Salticoida is an unranked clade of the jumping spider family Salticidae. It is the larger and more widespread of the two subdivisions of the "typical" jumping spiders (subfamily Salticinae), occurring effectively world-wide. Its sister clade is Amycoida, which is also very diverse ecologically but has a mostly South American distribution.

==Systematics and evolution==

Salticoida includes the bulk of extant jumping spider diversity, with over 400 genera organized phylogenetically into 18 tribes according to Wayne Maddison's 2015 proposal.

The age and origin of the Salticoida are not well determined. Certainly, by the late Paleogene the major lineages were recognizably distinct as indicated by the fossil evidence and molecular phylogeny. Thus, the salticoids presumably originated during or around the PETM or a bit earlier, but no corresponding fossils have been found yet. Their sister lineage, the Amycoida, probably originated by dispersal across the ocean to South America, which at the end of the Mesozoic was closest to Africa, Antarctica and North America. The major clades of salticoids are spread globally and for the most part replace each other geographically, so little can be inferred from them.

However, a comprehensive fossil record of jumping spiders from erstwhile Gondwana is only known from long after the supercontinent's breakup in the late Mesozoic, even though fossils of ancient jumping spiders are not infrequently found on the northern continents.
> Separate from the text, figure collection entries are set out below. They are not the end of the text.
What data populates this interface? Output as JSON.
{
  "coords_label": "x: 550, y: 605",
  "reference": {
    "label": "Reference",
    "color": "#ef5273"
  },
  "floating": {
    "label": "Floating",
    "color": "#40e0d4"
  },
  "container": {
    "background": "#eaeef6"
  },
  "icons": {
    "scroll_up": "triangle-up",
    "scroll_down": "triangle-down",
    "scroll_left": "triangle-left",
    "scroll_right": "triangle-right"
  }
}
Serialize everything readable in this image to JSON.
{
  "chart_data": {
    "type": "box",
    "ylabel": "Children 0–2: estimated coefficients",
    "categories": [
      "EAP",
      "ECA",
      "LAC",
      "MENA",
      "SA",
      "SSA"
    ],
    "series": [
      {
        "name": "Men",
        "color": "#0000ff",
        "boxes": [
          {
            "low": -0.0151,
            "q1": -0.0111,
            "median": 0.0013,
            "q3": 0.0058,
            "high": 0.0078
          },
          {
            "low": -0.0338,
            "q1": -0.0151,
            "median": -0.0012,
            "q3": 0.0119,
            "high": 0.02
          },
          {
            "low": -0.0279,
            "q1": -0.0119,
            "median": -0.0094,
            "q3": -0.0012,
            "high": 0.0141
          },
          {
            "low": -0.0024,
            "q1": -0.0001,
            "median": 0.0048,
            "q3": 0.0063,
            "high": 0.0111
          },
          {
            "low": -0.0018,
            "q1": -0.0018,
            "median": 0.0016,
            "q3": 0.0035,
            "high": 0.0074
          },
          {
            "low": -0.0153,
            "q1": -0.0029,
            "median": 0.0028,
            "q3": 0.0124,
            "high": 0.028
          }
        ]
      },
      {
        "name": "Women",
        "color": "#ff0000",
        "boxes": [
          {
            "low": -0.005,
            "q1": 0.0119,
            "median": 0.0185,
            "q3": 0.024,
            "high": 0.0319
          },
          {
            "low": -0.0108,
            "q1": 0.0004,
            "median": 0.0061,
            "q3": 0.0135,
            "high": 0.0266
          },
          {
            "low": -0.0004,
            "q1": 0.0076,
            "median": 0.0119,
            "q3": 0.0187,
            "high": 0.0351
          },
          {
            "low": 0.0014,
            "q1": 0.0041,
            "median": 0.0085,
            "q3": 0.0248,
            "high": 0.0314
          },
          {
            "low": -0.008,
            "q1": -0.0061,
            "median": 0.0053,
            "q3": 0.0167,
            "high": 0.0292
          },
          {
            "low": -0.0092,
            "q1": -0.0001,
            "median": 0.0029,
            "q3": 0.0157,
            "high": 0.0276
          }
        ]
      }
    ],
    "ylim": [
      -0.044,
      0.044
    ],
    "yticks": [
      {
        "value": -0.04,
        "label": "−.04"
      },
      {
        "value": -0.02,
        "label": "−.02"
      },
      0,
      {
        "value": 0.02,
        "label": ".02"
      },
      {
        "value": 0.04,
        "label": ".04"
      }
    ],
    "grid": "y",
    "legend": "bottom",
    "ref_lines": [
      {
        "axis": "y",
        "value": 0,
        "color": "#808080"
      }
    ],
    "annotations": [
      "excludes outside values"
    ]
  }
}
Thus, if the Amycoida originated by dispersal over a fairly short stretch of open ocean, the Salticoida are almost certainly of North American origin. On the other hand, spiders, even if they spin no webs, are excellent at dispersing across extreme ranges by ballooning along the atmospheric circulation as juveniles. Some of these spiderlings can travel for almost a month at altitudes of several kilometres above sea level, and many species occur all around Earth in a band around one particular latitude. Dispersal from southeast Asia or Australasia all across the Pacific is thus another viable hypothesis for the amycoid-salticoid split despite the massive distance involved.

Indeed, a few minor, unusual and possibly very ancient and basal lineages of salticoids are found in and around Southeast Asia, and might be considered relicts in the ancestral range. But their relationships are not yet robustly enough determined: The Agoriini (genera Agorius, Synagelides and maybe Pseudosynagelides) are most unusual ant mimics whose relationships are entirely obscure; they are so highly autapomorphic it is hard to tell if they are truly ancient among the salticoids, or are a very strongly divergent offshoot of one of the more conventional tribes - ant mimicry has evolved convergently 5 to 10 times in the salticoids. The Baviini (Bavia, Stagetillus and possibly Piranthus) have a far less unusual appearance and at a casual glance resemble Marpissoida, which are mostly found in and around North America; the yellow-green Itata from South America are singular marpissoids of tribe Dendryphantini which except in the tell-tale synapomorphic details look almost like baviines. Whether this is similarity is superficial, atavistic or genuinely plesiomorphic is also still unresolved.